Current view assumes hardware is sunk (matches an individual developer / single-product use case). A dual view — "fully-loaded cost at production scale" — is deferred to v0.3 for the procurement audience. Reasoning: the v1 audience is hybrid-routing decisions for an existing product; the v2 audience is greenfield procurement.

Projected v0.2 API spend: $99.96 (4 closed-weight × 4 tasks + safety + cross-judge overlap), 3.1 hours wall-clock at 50 RPM rate limit.
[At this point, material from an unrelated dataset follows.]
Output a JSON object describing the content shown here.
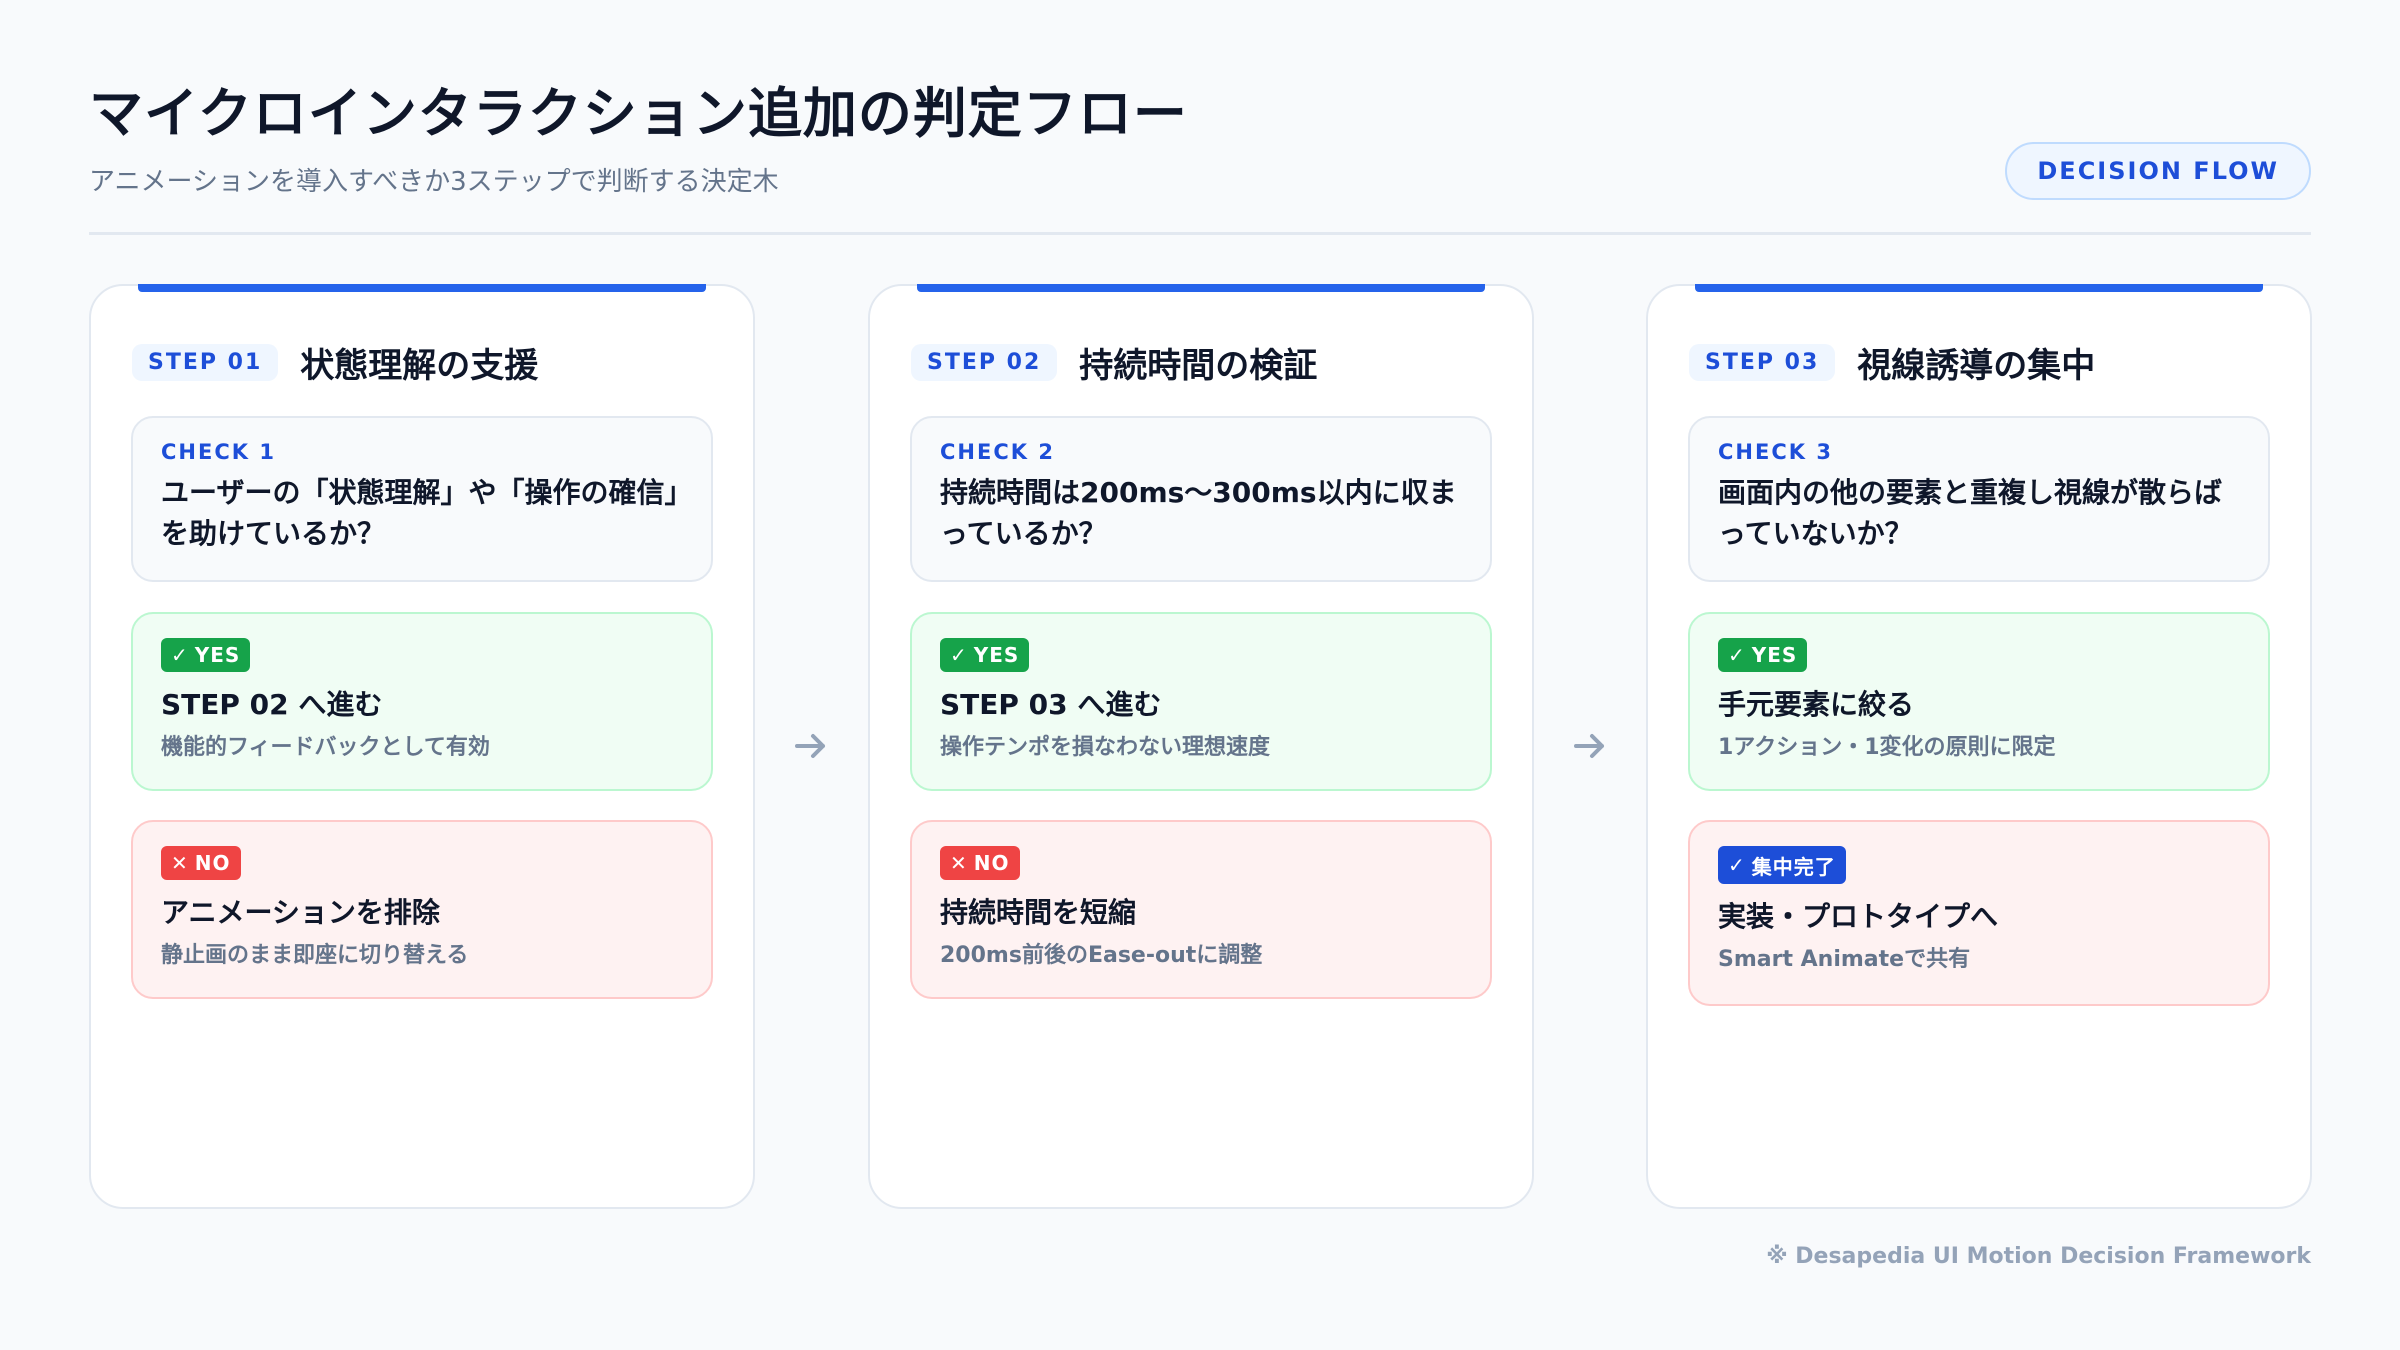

Sonnet 4.6 is 69% of the spend because it's both a candidate and the primary judge.

7. Reproducibility

Every results JSONL embeds a _meta: true header row with:

model_id — exact model name + snapshot ID (e.g., claude-sonnet-4-6-20260101 for closed-weight; llama3.1:8b-instruct-q4_0:<HF SHA prefix> for open-weight)
dataset_sha256_prefix — 16-char hash of the dataset file at run time
harness_git_sha — current git commit
host — hardware ID
started_at — UTC timestamp

Prompt content is hashed and stored in prompts/ with the version embedded in each task module. The Ollama version is documented separately in CHANGELOG.md.

Any leaderboard cell traces to (a) the exact model weights, (b) the exact dataset version, (c) the exact prompt, (d) the exact harness code state. No leaderboard claim is unfalsifiable.

8. Pretraining contamination

Sift's source articles are public news. Most models under test were pretrained on web crawls that likely include the original article text — though not Sift's downstream summaries, categorizations, or extractions. The eval measures pipeline behavior on those articles (categorize them, summarize them, extract from them, RAG over them), not novel-text generalization. This is acknowledged rather than worked around — the alternative (synthetic articles) would defeat the "real production workload" claim.

9. Known limitations

Single-turn only. Multi-turn agentic tasks deferred to v2.
No fine-tuning or LoRA adaptation of open-weight models. v1 evaluates off-the-shelf capability.
No tool use / function calling. Deferred to v2.
English-only content.
No vendor-specific optimizations (Anthropic prompt caching, OpenAI structured outputs mode) — keep prompts portable.
Models requiring multi-GPU parallelism beyond DGX Spark capacity are excluded.

10. Open methodology questions (v0.3 candidates)

These were identified in the v0.1→v0.2 critique round but deferred until post-Task-A signal:

Statistical power for Task B. Current n=200 → ~10pp detection. v0.3 may bump to n=400 if early findings show tight clustering between models.
Formal qualitative error-analysis taxonomy. Failure-mode tagging across (model, task) — defined post-Task-A so the taxonomy reflects observed failure modes rather than hypothetical ones.
Dual-view cost methodology. Individual-developer (current) vs production-scale (fully-loaded capex + ops). Adds procurement-audience framing.
Sonnet 4.6 snapshot deprecation policy. If the snapshot deprecates mid-eval, re-run or pin-and-disclaim? Decision point only matters if it actually happens.

Decision log and changelog: see CHANGELOG.md. Full spec: eval-harness-spec.md.